Aussi tous les gouvernements politiques quelconque et sous quelque mode qu’ils se présentent, n’étant plus animés de ce noyau central, divin et religieux qui fut leur principe, n’ayant conservé que le nom de ce noyau vivificateur, ou même l’ayant éloigné tout à fait, ne sont plus aux yeux de l’homme observateur que comme des mains différentes dans lesquelles passe alternativement le même bistouri avec lequel elles s’industrient à disséquer les nations tout en prétendant les organiser et protéger leur existence.

Et à ce sujet, pour ceux qui ne portent pas leur science politique plus loin que l’écorce de l’arbre social, et ne voient rien au-delà des formes du gouvernement, voici tout ce que j’aurais à leur répondre, d’après les tableaux qu’on vient de parcourir : Vous vous disputez, leur dirais-je, pour savoir quelle est la meilleure forme de gouvernement ; eh bien ! si ces mains dont je viens de vous parler sont maladroites ou mal intentionnées, vous devez désirer d’en resserrer le nombre le plus possible, parce qu’alors le mal ira au rabais ; si elles étaient adroites et bien intentionnées, ce serait le contraire, parce qu’alors l’enchère du bien ou la diminution du mal irait en [23] accroissement.
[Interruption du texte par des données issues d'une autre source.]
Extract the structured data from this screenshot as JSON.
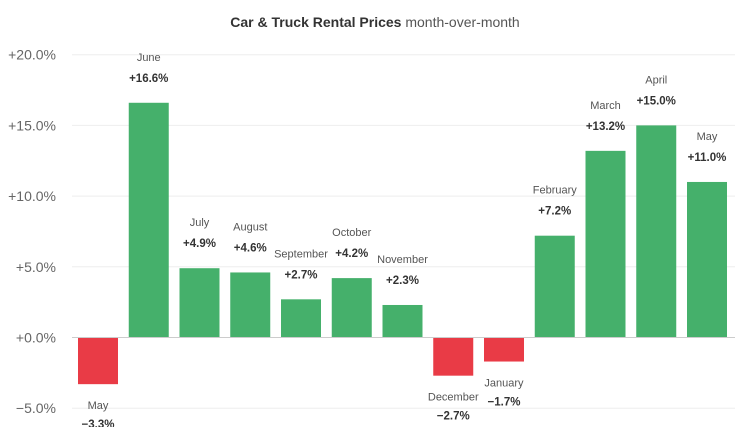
{
  "chart_data": {
    "type": "bar",
    "title": "Car & Truck Rental Prices",
    "subtitle": "month-over-month",
    "categories": [
      "May",
      "June",
      "July",
      "August",
      "September",
      "October",
      "November",
      "December",
      "January",
      "February",
      "March",
      "April",
      "May"
    ],
    "values": [
      -3.3,
      16.6,
      4.9,
      4.6,
      2.7,
      4.2,
      2.3,
      -2.7,
      -1.7,
      7.2,
      13.2,
      15.0,
      11.0
    ],
    "value_labels": [
      "−3.3%",
      "+16.6%",
      "+4.9%",
      "+4.6%",
      "+2.7%",
      "+4.2%",
      "+2.3%",
      "−2.7%",
      "−1.7%",
      "+7.2%",
      "+13.2%",
      "+15.0%",
      "+11.0%"
    ],
    "yticks": [
      20,
      15,
      10,
      5,
      0,
      -5
    ],
    "ytick_labels": [
      "+20.0%",
      "+15.0%",
      "+10.0%",
      "+5.0%",
      "+0.0%",
      "−5.0%"
    ],
    "ylim": [
      -5,
      20
    ],
    "xlabel": "",
    "ylabel": "",
    "grid": true,
    "colors": {
      "positive": "#45b06b",
      "negative": "#e93b46"
    }
  }
}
Mais en trouverez-vous beaucoup de ce genre ? Si elles étaient éclairées et rapprochées de ce noyau central, divin et religieux, qui est la seule clef de la véritable association humaine, vous n’auriez point à spéculer sur leur nombre et sur leurs mouvements, vous n’auriez autre chose à faire que de vous y abandonner avec confiance.
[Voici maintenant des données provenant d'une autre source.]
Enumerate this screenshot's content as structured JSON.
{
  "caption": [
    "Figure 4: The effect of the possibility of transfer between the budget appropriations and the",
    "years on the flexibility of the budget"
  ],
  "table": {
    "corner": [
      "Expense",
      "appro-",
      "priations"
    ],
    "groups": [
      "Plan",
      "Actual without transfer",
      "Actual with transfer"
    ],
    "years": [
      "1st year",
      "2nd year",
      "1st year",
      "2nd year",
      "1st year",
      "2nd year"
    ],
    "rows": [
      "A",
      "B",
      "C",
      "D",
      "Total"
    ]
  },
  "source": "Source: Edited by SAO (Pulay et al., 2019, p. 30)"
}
Résumons ici le tableau des progressions successives de l’association humaine et des altérations qu’elle a subies. En contemplant cet objet, selon qu’une pensée approfondie le montrera à tout être attentif, voici l’échelle que nous trouverons :

État primitif, pur et divin, telle que nous sentons qu’il aurait dû être, et vers lequel tendent tous les peuples : Dieu, centre et noyau de toutes les associations de l’homme-esprit, et bien ordonné dans toute la régularité de ses mesures. Républiques divines où tous les membres n’auraient eu qu’un seul esprit.

État secondaire simple, mais au-dessous de la première harmonie, gouvernement théocratique religieux : L’homme-roi, parmi les siens, pour leur transmettre ce qu’il a pu conserver de son premier état, soit par lui-même, soit par les faveurs bienfaisantes de la main suprême qui ne l’abandonna point et qui seule l’appela à la royauté, dont il posséda éminemment tous les pouvoirs sans exception.
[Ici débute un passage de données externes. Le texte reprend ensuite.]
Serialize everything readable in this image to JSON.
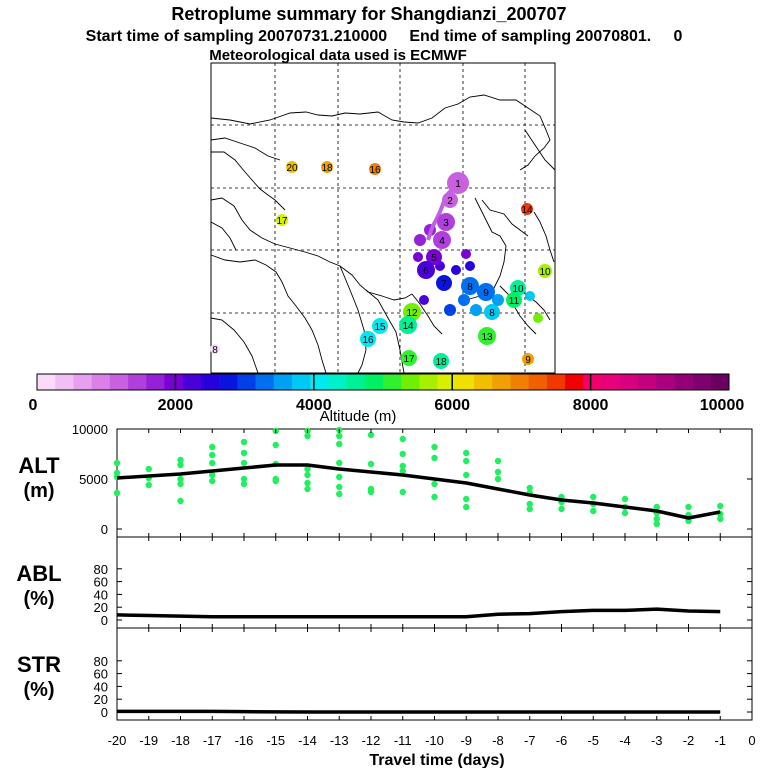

État troisième, laborieux et en délibération, théocratie simplement spirituelle : Aristocratie supérieure où, par de sages conseils, la famille sociale trouverait de puissants secours pour se soutenir contre ses ennemis, et où les gouvernants auraient aussi quelques pouvoirs de l’homme-roi, mais d’une manière plus compliquée.

État quatrième, multiple, sans lumières, excepté celles de la nature inférieure : Les diverses familles du genre humain, livrées à tous les torrents qui s’écoulent de la source de l’homme-esprit non régulier ; mais cependant, étant alors plus égaré que perverti, et où il lui reste des ombres et des images de la justice et des pouvoirs de l’homme-roi qu’il pourrait exercer encore utilement s’il prenait le soin d’en recueillir attentivement les débris et de les raviver par la droiture de ses intentions.

Il y a un cinquième degré, qui est l’iniquité même et dont il n’est pas nécessaire de parler ici, quoiqu’il en filtre des rayons dans la plupart des associations humaines.

Au lieu de remonter tous ces degrés par lesquels l’ordre social était descendu, les hommes ont voulu passer de leur dispersion naturelle à [24] la couronne humaine, puis aux aristocraties humaines, puis aux républiques humaines, le tout sans apporter dans tous ces mouvements aucun des éléments qui les avaient suivis dans les progressions supérieures ou spirituelles ; et c’est alors qu’à force de marcher dans l’ordre inverse, ils font que les extrêmes se touchent et que l’un de ces extrêmes attire l’autre, surtout lorsque les choses arrivent à un point où ce n’est plus l’homme seul qui fait les révolutions, comme cela se voit dans la nôtre, malgré les horreurs et les extravagances dont elle a été souillée.